Más que la era digital, vivimos la era de la manipulación en todos los aspectos de la vida cotidiana por unos poderes económicos, políticos, culturales y mediáticos que buscan librarse de la fuerza que tienen las legítimas reivindicaciones populares. Cuando la mayoría de los servicios públicos, recortados sus presupuestos, crean el ambiente idóneo para una privatización completa, la vida entera está en peligro. Ya no solo las empresas del agua y la electricidad son privadas, es toda la nación refundándose en un contubernio público-privado con la sanidad, la educación, la cultura, el deporte, las comunicaciones, los medios informativos generales y la militarización del Estado.
Gran parte del gobierno estatal, el autonómico y el municipal entienden que esta perversión se adapta a la realidad del mundo actual. Usan el poder democrático con que los elegimos para darlo a la libertad de la gran empresa y esto no solo afecta a las entidades públicas, sino también a las medianas y pequeñas empresas cooperativas que junto a cada persona ven privatizarse, a favor del gran empresario, sus derechos a la existencia con la aceptación del poder adquisitivo ciudadano como el súmmum valor para acceder a los bienes esenciales y, desacreditado el insostenible uso de las armas para defenderse, al acceso de algún poder en el abanico de la manipulación. Así los dos valores principales de nuestra convivencia, con la expansión de las guerras neocoloniales que nos hacen cómplices de un mortífero modelo de vida, alcanzan la máxima perversión.
Todos los trabajos y los trabajadores ya no dependen de su auténtica realización y necesidad, sino de la estimación ganancial que proyecten. La democracia se acomoda a la libertad de una pelea que se pacifica mediante la seguridad privada. Una aberración donde las grandes aseguradoras privadas eligen el valor que trasmitimos con un seguro privado. Nuestra humanidad se cotiza en un sistema donde la inmensa mayoría de la población no tiene voz ni voto para transformarlo. Frente a ello solo nos queda hacernos anti ese sistema y así evitar que nos prohíban el instinto de la supervivencia.

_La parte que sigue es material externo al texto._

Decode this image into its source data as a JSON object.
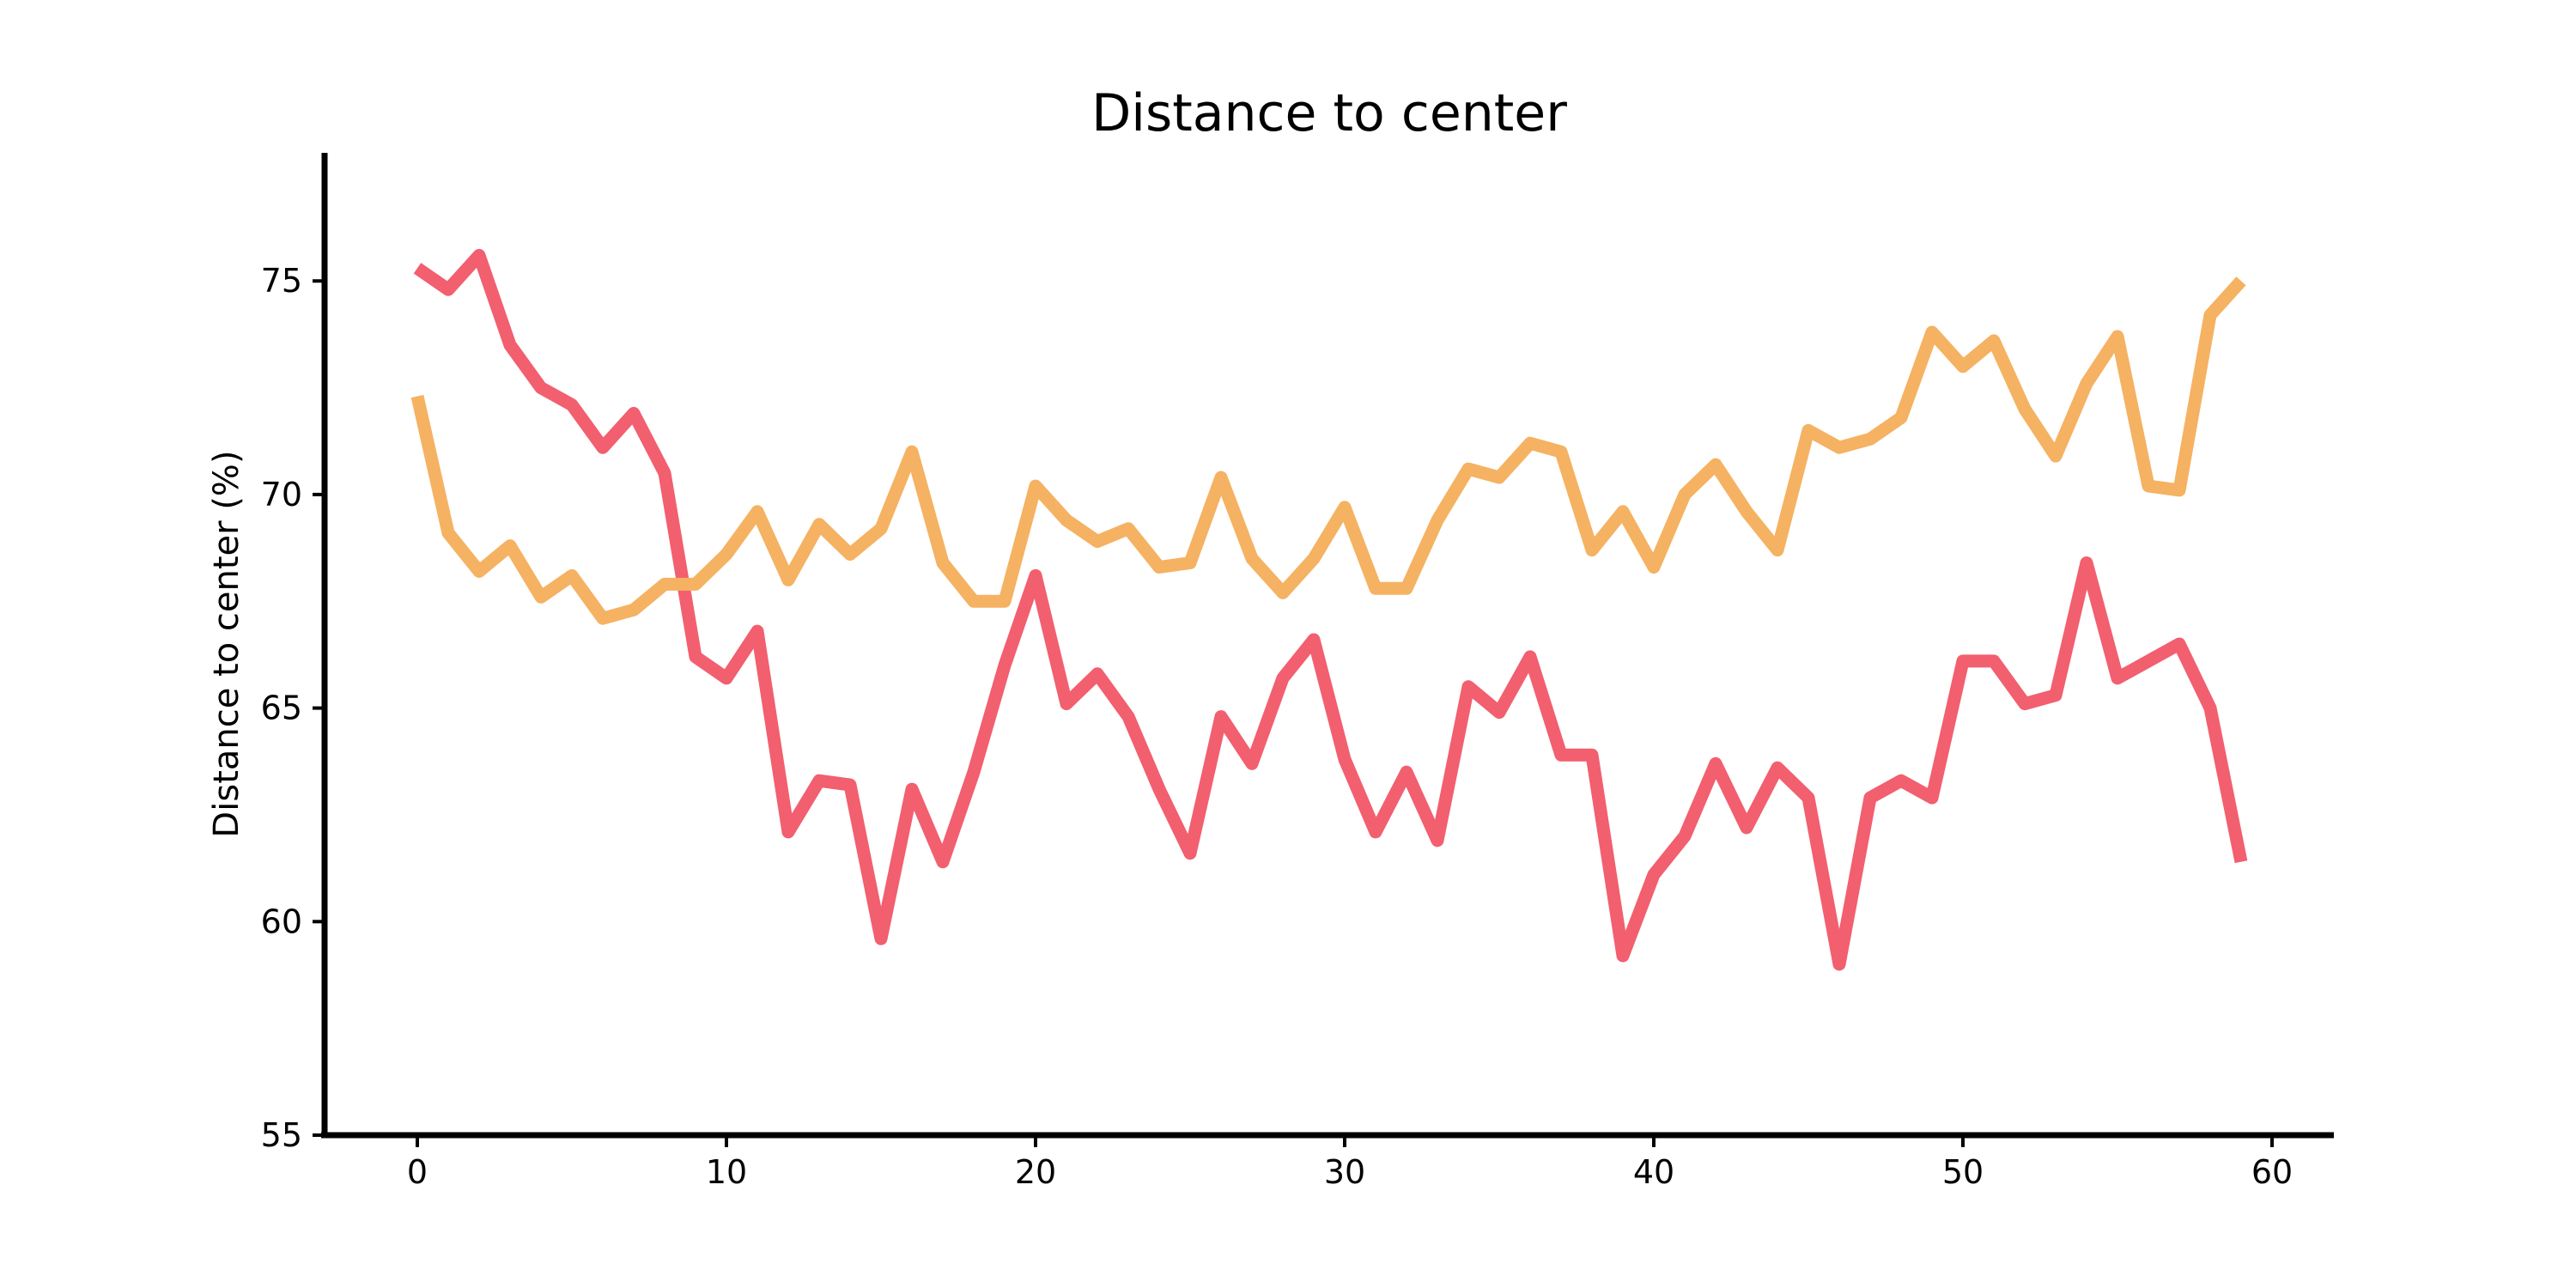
{
  "chart_data": {
    "type": "line",
    "title": "Distance to center",
    "xlabel": "",
    "ylabel": "Distance to center (%)",
    "xlim": [
      -3,
      62
    ],
    "ylim": [
      55,
      78
    ],
    "xticks": [
      0,
      10,
      20,
      30,
      40,
      50,
      60
    ],
    "yticks": [
      55,
      60,
      65,
      70,
      75
    ],
    "grid": false,
    "legend": "none",
    "x": [
      0,
      1,
      2,
      3,
      4,
      5,
      6,
      7,
      8,
      9,
      10,
      11,
      12,
      13,
      14,
      15,
      16,
      17,
      18,
      19,
      20,
      21,
      22,
      23,
      24,
      25,
      26,
      27,
      28,
      29,
      30,
      31,
      32,
      33,
      34,
      35,
      36,
      37,
      38,
      39,
      40,
      41,
      42,
      43,
      44,
      45,
      46,
      47,
      48,
      49,
      50,
      51,
      52,
      53,
      54,
      55,
      56,
      57,
      58,
      59
    ],
    "series": [
      {
        "color": "#f25f6f",
        "values": [
          75.3,
          74.8,
          75.6,
          73.5,
          72.5,
          72.1,
          71.1,
          71.9,
          70.5,
          66.2,
          65.7,
          66.8,
          62.1,
          63.3,
          63.2,
          59.6,
          63.1,
          61.4,
          63.5,
          66.0,
          68.1,
          65.1,
          65.8,
          64.8,
          63.1,
          61.6,
          64.8,
          63.7,
          65.7,
          66.6,
          63.8,
          62.1,
          63.5,
          61.9,
          65.5,
          64.9,
          66.2,
          63.9,
          63.9,
          59.2,
          61.1,
          62.0,
          63.7,
          62.2,
          63.6,
          62.9,
          59.0,
          62.9,
          63.3,
          62.9,
          66.1,
          66.1,
          65.1,
          65.3,
          68.4,
          65.7,
          66.1,
          66.5,
          65.0,
          61.4
        ]
      },
      {
        "color": "#f5b262",
        "values": [
          72.3,
          69.1,
          68.2,
          68.8,
          67.6,
          68.1,
          67.1,
          67.3,
          67.9,
          67.9,
          68.6,
          69.6,
          68.0,
          69.3,
          68.6,
          69.2,
          71.0,
          68.4,
          67.5,
          67.5,
          70.2,
          69.4,
          68.9,
          69.2,
          68.3,
          68.4,
          70.4,
          68.5,
          67.7,
          68.5,
          69.7,
          67.8,
          67.8,
          69.4,
          70.6,
          70.4,
          71.2,
          71.0,
          68.7,
          69.6,
          68.3,
          70.0,
          70.7,
          69.6,
          68.7,
          71.5,
          71.1,
          71.3,
          71.8,
          73.8,
          73.0,
          73.6,
          72.0,
          70.9,
          72.6,
          73.7,
          70.2,
          70.1,
          74.2,
          75.0
        ]
      }
    ]
  }
}
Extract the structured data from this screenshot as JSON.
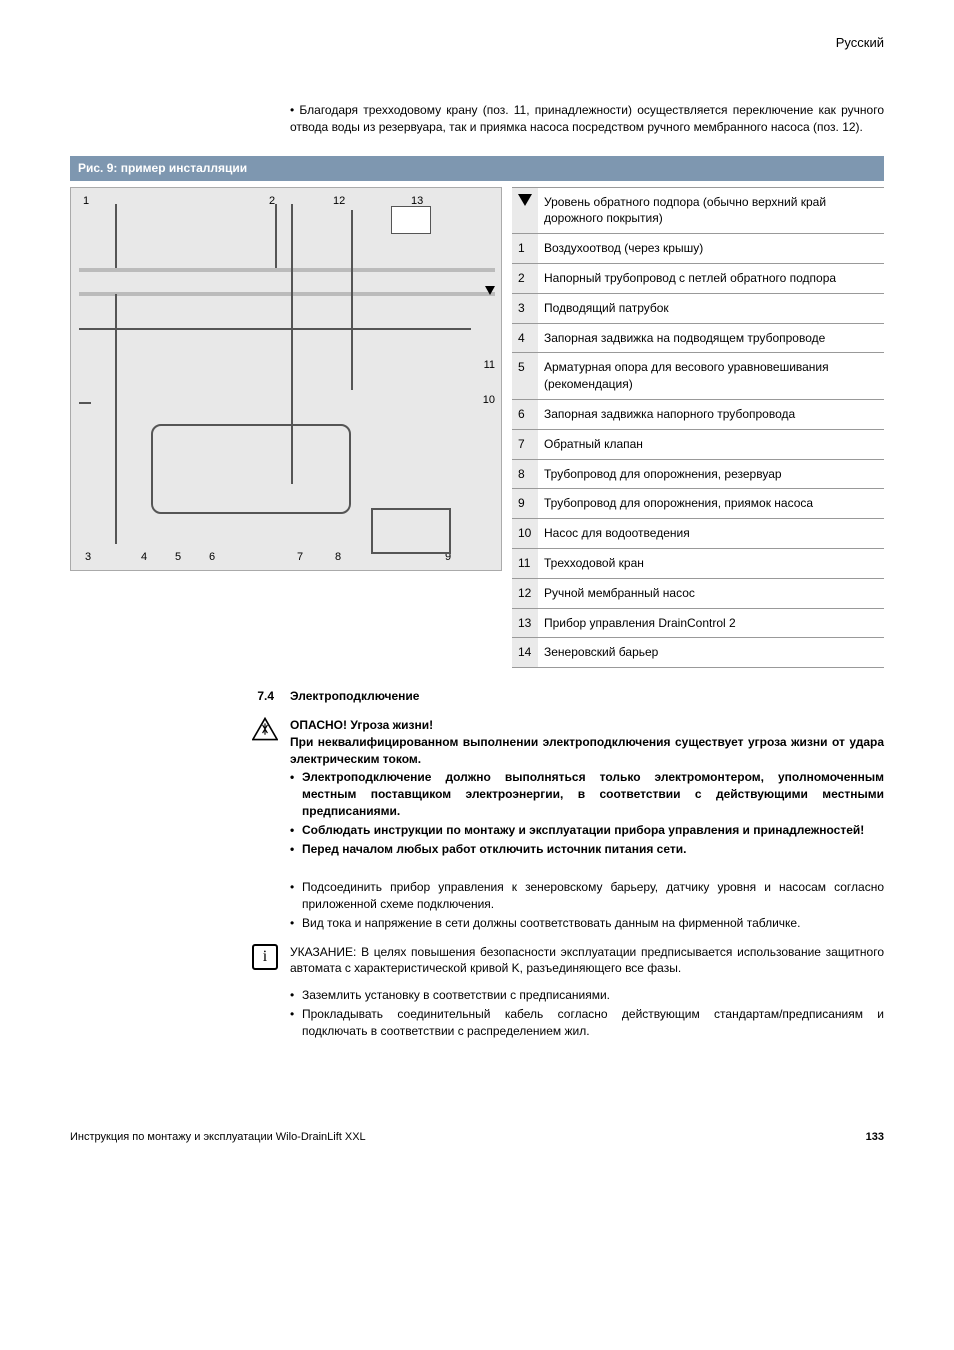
{
  "header": {
    "language": "Русский"
  },
  "intro": {
    "bullet": "Благодаря трехходовому крану (поз. 11, принадлежности) осуществляется переключение как ручного отвода воды из резервуара, так и приямка насоса посредством ручного мембранного насоса (поз. 12)."
  },
  "figure": {
    "title": "Рис. 9: пример инсталляции",
    "diagram_labels": {
      "top": [
        "1",
        "2",
        "12",
        "13"
      ],
      "right": [
        "11",
        "10"
      ],
      "bottom": [
        "3",
        "4",
        "5",
        "6",
        "7",
        "8",
        "9"
      ]
    }
  },
  "legend": {
    "rows": [
      {
        "num": "▼",
        "text": "Уровень обратного подпора (обычно верхний край дорожного покрытия)"
      },
      {
        "num": "1",
        "text": "Воздухоотвод (через крышу)"
      },
      {
        "num": "2",
        "text": "Напорный трубопровод с петлей обратного подпора"
      },
      {
        "num": "3",
        "text": "Подводящий патрубок"
      },
      {
        "num": "4",
        "text": "Запорная задвижка на подводящем трубопроводе"
      },
      {
        "num": "5",
        "text": "Арматурная опора для весового уравновешивания\n(рекомендация)"
      },
      {
        "num": "6",
        "text": "Запорная задвижка напорного трубопровода"
      },
      {
        "num": "7",
        "text": "Обратный клапан"
      },
      {
        "num": "8",
        "text": "Трубопровод для опорожнения, резервуар"
      },
      {
        "num": "9",
        "text": "Трубопровод для опорожнения, приямок насоса"
      },
      {
        "num": "10",
        "text": "Насос для водоотведения"
      },
      {
        "num": "11",
        "text": "Трехходовой кран"
      },
      {
        "num": "12",
        "text": "Ручной мембранный насос"
      },
      {
        "num": "13",
        "text": "Прибор управления DrainControl 2"
      },
      {
        "num": "14",
        "text": "Зенеровский барьер"
      }
    ]
  },
  "section74": {
    "num": "7.4",
    "title": "Электроподключение",
    "danger_heading": "ОПАСНО! Угроза жизни!",
    "danger_para": "При неквалифицированном выполнении электроподключения существует угроза жизни от удара электрическим током.",
    "bold_bullets": [
      "Электроподключение должно выполняться только электромонтером, уполномоченным местным поставщиком электроэнергии, в соответствии с действующими местными предписаниями.",
      "Соблюдать инструкции по монтажу и эксплуатации прибора управления и принадлежностей!",
      "Перед началом любых работ отключить источник питания сети."
    ],
    "plain_bullets_1": [
      "Подсоединить прибор управления к зенеровскому барьеру, датчику уровня и насосам согласно приложенной схеме подключения.",
      "Вид тока и напряжение в сети должны соответствовать данным на фирменной табличке."
    ],
    "info_note": "УКАЗАНИЕ: В целях повышения безопасности эксплуатации предписывается использование защитного автомата с характеристической кривой K, разъединяющего все фазы.",
    "plain_bullets_2": [
      "Заземлить установку в соответствии с предписаниями.",
      "Прокладывать соединительный кабель согласно действующим стандартам/предписаниям и подключать в соответствии с распределением жил."
    ]
  },
  "footer": {
    "left": "Инструкция по монтажу и эксплуатации Wilo-DrainLift XXL",
    "page": "133"
  },
  "colors": {
    "header_bar": "#7e97b0",
    "diagram_bg": "#e8e8e8",
    "legend_num_bg": "#eaeaea"
  }
}
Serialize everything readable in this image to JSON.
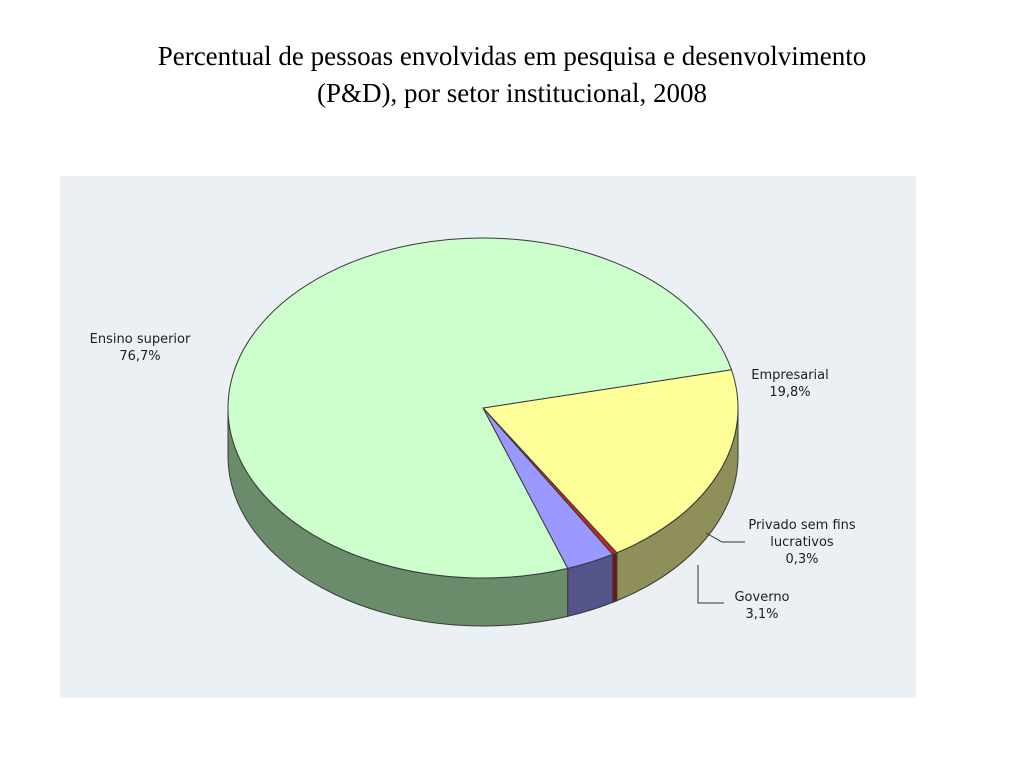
{
  "title_lines": [
    "Percentual de pessoas envolvidas em pesquisa e desenvolvimento",
    "(P&D), por setor institucional, 2008"
  ],
  "chart_data": {
    "type": "pie",
    "title": "Percentual de pessoas envolvidas em pesquisa e desenvolvimento (P&D), por setor institucional, 2008",
    "unit": "%",
    "slices": [
      {
        "label": "Empresarial",
        "value": 19.8,
        "value_label": "19,8%",
        "color": "#ffff99",
        "side_color": "#8f8f5a"
      },
      {
        "label": "Privado sem fins lucrativos",
        "label_lines": [
          "Privado sem fins",
          "lucrativos"
        ],
        "value": 0.3,
        "value_label": "0,3%",
        "color": "#cc2222",
        "side_color": "#6e1414"
      },
      {
        "label": "Governo",
        "value": 3.1,
        "value_label": "3,1%",
        "color": "#9999ff",
        "side_color": "#54548a"
      },
      {
        "label": "Ensino superior",
        "value": 76.7,
        "value_label": "76,7%",
        "color": "#ccffcc",
        "side_color": "#6b8c6b"
      }
    ],
    "background": "#ebf0f4",
    "style": "3d-tilted",
    "legend": "none",
    "labels": "outside-with-leaders"
  }
}
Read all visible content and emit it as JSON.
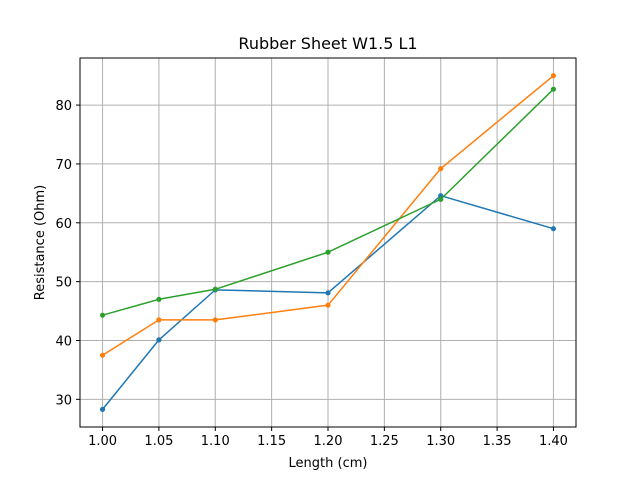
{
  "chart_data": {
    "type": "line",
    "title": "Rubber Sheet W1.5 L1",
    "xlabel": "Length (cm)",
    "ylabel": "Resistance (Ohm)",
    "xlim": [
      0.98,
      1.42
    ],
    "ylim": [
      25.3,
      88.0
    ],
    "xticks": [
      1.0,
      1.05,
      1.1,
      1.15,
      1.2,
      1.25,
      1.3,
      1.35,
      1.4
    ],
    "xtick_labels": [
      "1.00",
      "1.05",
      "1.10",
      "1.15",
      "1.20",
      "1.25",
      "1.30",
      "1.35",
      "1.40"
    ],
    "yticks": [
      30,
      40,
      50,
      60,
      70,
      80
    ],
    "ytick_labels": [
      "30",
      "40",
      "50",
      "60",
      "70",
      "80"
    ],
    "grid": true,
    "series": [
      {
        "color": "#1f77b4",
        "x": [
          1.0,
          1.05,
          1.1,
          1.2,
          1.3,
          1.4
        ],
        "y": [
          28.3,
          40.1,
          48.6,
          48.1,
          64.6,
          59.0
        ]
      },
      {
        "color": "#ff7f0e",
        "x": [
          1.0,
          1.05,
          1.1,
          1.2,
          1.3,
          1.4
        ],
        "y": [
          37.5,
          43.5,
          43.5,
          46.0,
          69.2,
          85.0
        ]
      },
      {
        "color": "#2ca02c",
        "x": [
          1.0,
          1.05,
          1.1,
          1.2,
          1.3,
          1.4
        ],
        "y": [
          44.3,
          47.0,
          48.7,
          55.0,
          64.0,
          82.7
        ]
      }
    ]
  }
}
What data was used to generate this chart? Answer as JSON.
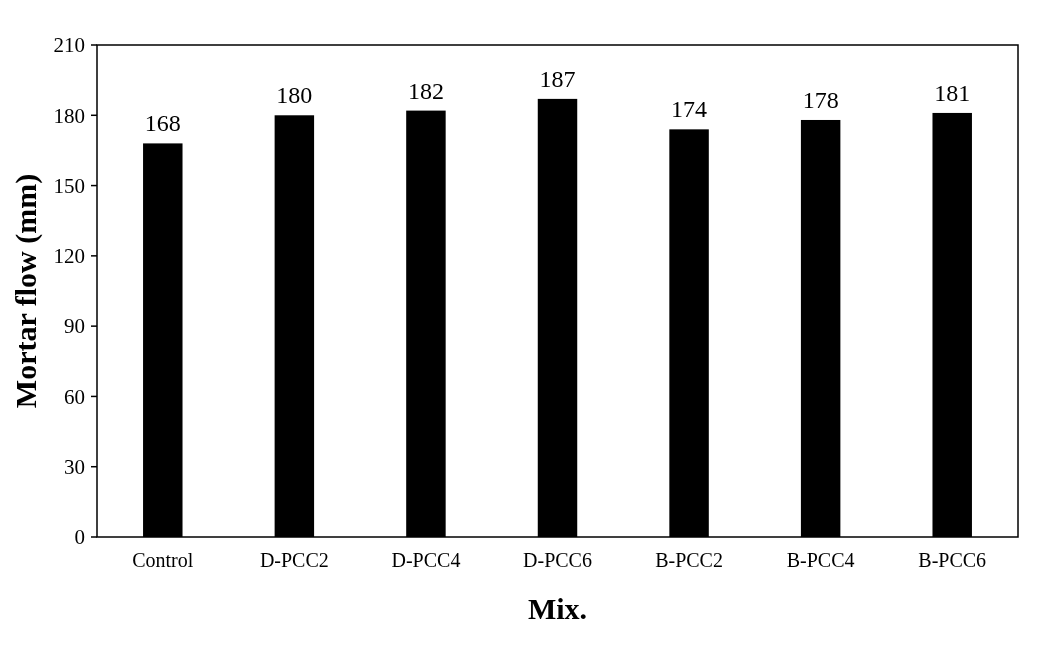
{
  "chart_data": {
    "type": "bar",
    "xlabel": "Mix.",
    "ylabel": "Mortar flow (mm)",
    "categories": [
      "Control",
      "D-PCC2",
      "D-PCC4",
      "D-PCC6",
      "B-PCC2",
      "B-PCC4",
      "B-PCC6"
    ],
    "values": [
      168,
      180,
      182,
      187,
      174,
      178,
      181
    ],
    "color": "#000000",
    "ylim": [
      0,
      210
    ],
    "yticks": [
      0,
      30,
      60,
      90,
      120,
      150,
      180,
      210
    ],
    "grid": false,
    "data_labels": true
  }
}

En Catalunya se empieza a imaginar un cambio radical y, a pesar de las múltiples dudas con el camino, dada la relevancia que tienen en él muchos de los que glorifican al sistema, estamos frente a la disyuntiva de creer o no creer que el proceso independentista puede alcanzar otras victorias. No creer es creer que las movilizaciones populares que luchan por una -aunque sea una sola-, legitimidad social, no crean capacidades para un cambio total. No creer es también creer que cada uno de nosotros significa muy poco. Entonces, hay que creer que nuestra mayor responsabilidad es con la esperanza. Creer que todo puede empezar no solo con las necesarias movilizaciones de la Diada y del 1 de octubre, sino en el imprescindible proceso constituyente que debe iniciarse al día siguiente donde han de blindarse tres declaraciones: 1-La lucha emprendida basa su justicia en que ha de ser compartida con todos los pueblos de España. 2-El modelo de producción y consumo que discrimina a millones de personas en sus iguales derechos a la vida y se engulle al planeta debe ser suprimido. 3-Las guerras neocoloniales deben ser condenadas como crímenes de lesa humanidad. Y solo después de este blindaje, comenzar a decidir que el derecho al sustento es de todos y que por ello ni el trabajo, ni la vivienda, ni el agua, ni la alimentación, ni la sanidad, ni la educación, ni la electricidad, ni el gas, ni las comunicaciones, ni los medios informativos generales, ni las principales investigaciones científicas y técnicas, ni la Banca y ni siquiera las buenas vacaciones deben su efectividad a su perversión. Por creer que Catalunya puede ser un comienzo, y apartándome de mis propias manipulaciones, rompo las cadenas del miedo que me inoculan el gobierno español, Europa y los privilegios del Primer Mundo al monopolizar la violencia de la ley con sus pervertidas democracia, libertad y paz pública, y participo del proceso independentista catalán. Puede que en estos momentos no existan en Catalunya y en España las disposiciones revolucionarias necesarias para las decisiones queridas, pero sí las pueden impulsar. Entonces, tal vez, Catalunya y España comprendan y aprendan algo sobre la resistencia de Cuba y Venezuela.